I think they sell Burgen Soya & Linseed bread.  I would imagine your small Tesco won't stock that.


----------



## Naty (Feb 2, 2018)

Mark Parrott said:


> I think they sell Burgen Soya & Linseed bread.  I would imagine your small Tesco won't stock that.



Actually, our Tesco does have that - but you have to make sure you get in early or they run out!  Currently have a loaf and a half in the freezer


----------



## HOBIE (Feb 2, 2018)

It does you good to have a change now & again. Tesco are pretty good. Good luck


----------



## Amigo (Feb 2, 2018)

I was in Sainsbury’s yesterday and heard a manager saying the growth of Aldi and Lidl in our area was really affecting trade.


----------



## Naty (Feb 9, 2018)

I have just come back from our local Sainsbury's and found Aunt Bessie's vegetable chips and Oppo ice cream, neither of which are in Tesco here.



Amigo said:


> I was in Sainsbury’s yesterday and heard a manager saying the growth of Aldi and Lidl in our area was really affecting trade.

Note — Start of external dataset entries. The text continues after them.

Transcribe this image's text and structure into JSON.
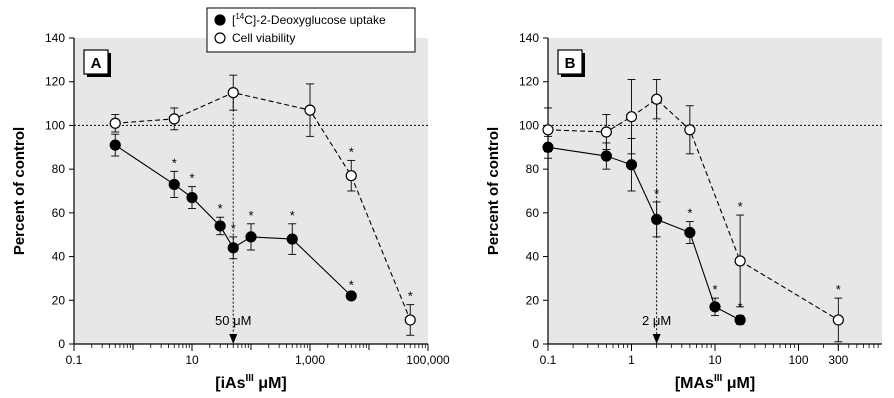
{
  "chart_data": [
    {
      "type": "line",
      "panel_label": "A",
      "xlabel": "[iAs",
      "xlabel_sup": "III",
      "xlabel_unit": " μM]",
      "ylabel": "Percent of control",
      "x_scale": "log",
      "xlim": [
        0.1,
        100000
      ],
      "ylim": [
        0,
        140
      ],
      "x_ticks": [
        0.1,
        10,
        1000,
        100000
      ],
      "x_tick_labels": [
        "0.1",
        "10",
        "1,000",
        "100,000"
      ],
      "y_ticks": [
        0,
        20,
        40,
        60,
        80,
        100,
        120,
        140
      ],
      "y_tick_labels": [
        "0",
        "20",
        "40",
        "60",
        "80",
        "100",
        "120",
        "140"
      ],
      "reference_line_y": 100,
      "vline_x": 50,
      "vline_label": "50 μM",
      "background": "#e7e7e7",
      "series": [
        {
          "name": "[14C]-2-Deoxyglucose uptake",
          "marker": "filled",
          "line": "solid",
          "points": [
            {
              "x": 0.5,
              "y": 91,
              "err": 5,
              "sig": false
            },
            {
              "x": 5,
              "y": 73,
              "err": 6,
              "sig": true
            },
            {
              "x": 10,
              "y": 67,
              "err": 5,
              "sig": true
            },
            {
              "x": 30,
              "y": 54,
              "err": 4,
              "sig": true
            },
            {
              "x": 50,
              "y": 44,
              "err": 5,
              "sig": true
            },
            {
              "x": 100,
              "y": 49,
              "err": 6,
              "sig": true
            },
            {
              "x": 500,
              "y": 48,
              "err": 7,
              "sig": true
            },
            {
              "x": 5000,
              "y": 22,
              "err": 1,
              "sig": true
            }
          ]
        },
        {
          "name": "Cell viability",
          "marker": "open",
          "line": "dashed",
          "points": [
            {
              "x": 0.5,
              "y": 101,
              "err": 4,
              "sig": false
            },
            {
              "x": 5,
              "y": 103,
              "err": 5,
              "sig": false
            },
            {
              "x": 50,
              "y": 115,
              "err": 8,
              "sig": false
            },
            {
              "x": 1000,
              "y": 107,
              "err": 12,
              "sig": false
            },
            {
              "x": 5000,
              "y": 77,
              "err": 7,
              "sig": true
            },
            {
              "x": 50000,
              "y": 11,
              "err": 7,
              "sig": true
            }
          ]
        }
      ]
    },
    {
      "type": "line",
      "panel_label": "B",
      "xlabel": "[MAs",
      "xlabel_sup": "III",
      "xlabel_unit": " μM]",
      "ylabel": "Percent of control",
      "x_scale": "log",
      "xlim": [
        0.1,
        1000
      ],
      "ylim": [
        0,
        140
      ],
      "x_ticks": [
        0.1,
        1,
        10,
        100,
        300
      ],
      "x_tick_labels": [
        "0.1",
        "1",
        "10",
        "100",
        "300"
      ],
      "y_ticks": [
        0,
        20,
        40,
        60,
        80,
        100,
        120,
        140
      ],
      "y_tick_labels": [
        "0",
        "20",
        "40",
        "60",
        "80",
        "100",
        "120",
        "140"
      ],
      "reference_line_y": 100,
      "vline_x": 2,
      "vline_label": "2 μM",
      "background": "#e7e7e7",
      "series": [
        {
          "name": "[14C]-2-Deoxyglucose uptake",
          "marker": "filled",
          "line": "solid",
          "points": [
            {
              "x": 0.1,
              "y": 90,
              "err": 5,
              "sig": false
            },
            {
              "x": 0.5,
              "y": 86,
              "err": 6,
              "sig": true
            },
            {
              "x": 1,
              "y": 82,
              "err": 12,
              "sig": false
            },
            {
              "x": 2,
              "y": 57,
              "err": 8,
              "sig": true
            },
            {
              "x": 5,
              "y": 51,
              "err": 5,
              "sig": true
            },
            {
              "x": 10,
              "y": 17,
              "err": 4,
              "sig": true
            },
            {
              "x": 20,
              "y": 11,
              "err": 2,
              "sig": true
            }
          ]
        },
        {
          "name": "Cell viability",
          "marker": "open",
          "line": "dashed",
          "points": [
            {
              "x": 0.1,
              "y": 98,
              "err": 10,
              "sig": false
            },
            {
              "x": 0.5,
              "y": 97,
              "err": 8,
              "sig": false
            },
            {
              "x": 1,
              "y": 104,
              "err": 17,
              "sig": false
            },
            {
              "x": 2,
              "y": 112,
              "err": 9,
              "sig": false
            },
            {
              "x": 5,
              "y": 98,
              "err": 11,
              "sig": false
            },
            {
              "x": 20,
              "y": 38,
              "err": 21,
              "sig": true
            },
            {
              "x": 300,
              "y": 11,
              "err": 10,
              "sig": true
            }
          ]
        }
      ]
    }
  ],
  "legend": {
    "items": [
      {
        "marker": "filled",
        "pre": "[",
        "sup": "14",
        "post": "C]-2-Deoxyglucose uptake"
      },
      {
        "marker": "open",
        "pre": "Cell viability",
        "sup": "",
        "post": ""
      }
    ]
  },
  "significance_marker": "*"
}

We don't have either here - nearest Aldi is 16 miles away and the nearest Lidl 5!  We have to plan ahead for those


----------



## Beck S (Feb 9, 2018)

Yep, Sainsburys sell Oppo, which is the lowest carb content Ice Cream I've found that's also nice. The chocolate and hazlenut flavour is lovely. Which flavour did you get?


----------



## Mark Parrott (Feb 9, 2018)

Naty said:


> I have just come back from our local Sainsbury's and found Aunt Bessie's vegetable chips and Oppo ice cream, neither of which are in Tesco here.
> 
> 
> 
> We don't have either here - nearest Aldi is 16 miles away and the nearest Lidl 5!  We have to plan ahead for those


The veg chips are nice & don't affect my BG levels much.


----------



## Drummer (Feb 9, 2018)

Whenever I am in a supermarket I cruise the frozen fruit and veges - even if it is just a different branch, as there can be big differences in what is stocked.


----------



## Naty (Feb 10, 2018)

Beck S said:


> Yep, Sainsburys sell Oppo, which is the lowest carb content Ice Cream I've found that's also nice. The chocolate and hazlenut flavour is lovely. Which flavour did you get?




I got that flavour as well - thought my OH would like that the best.  Not tried it yet though


----------



## Beck S (Feb 13, 2018)

Mark Parrott said:


> The veg chips are nice & don't affect my BG levels much.


I've just discovered these.  Very tasty.


----------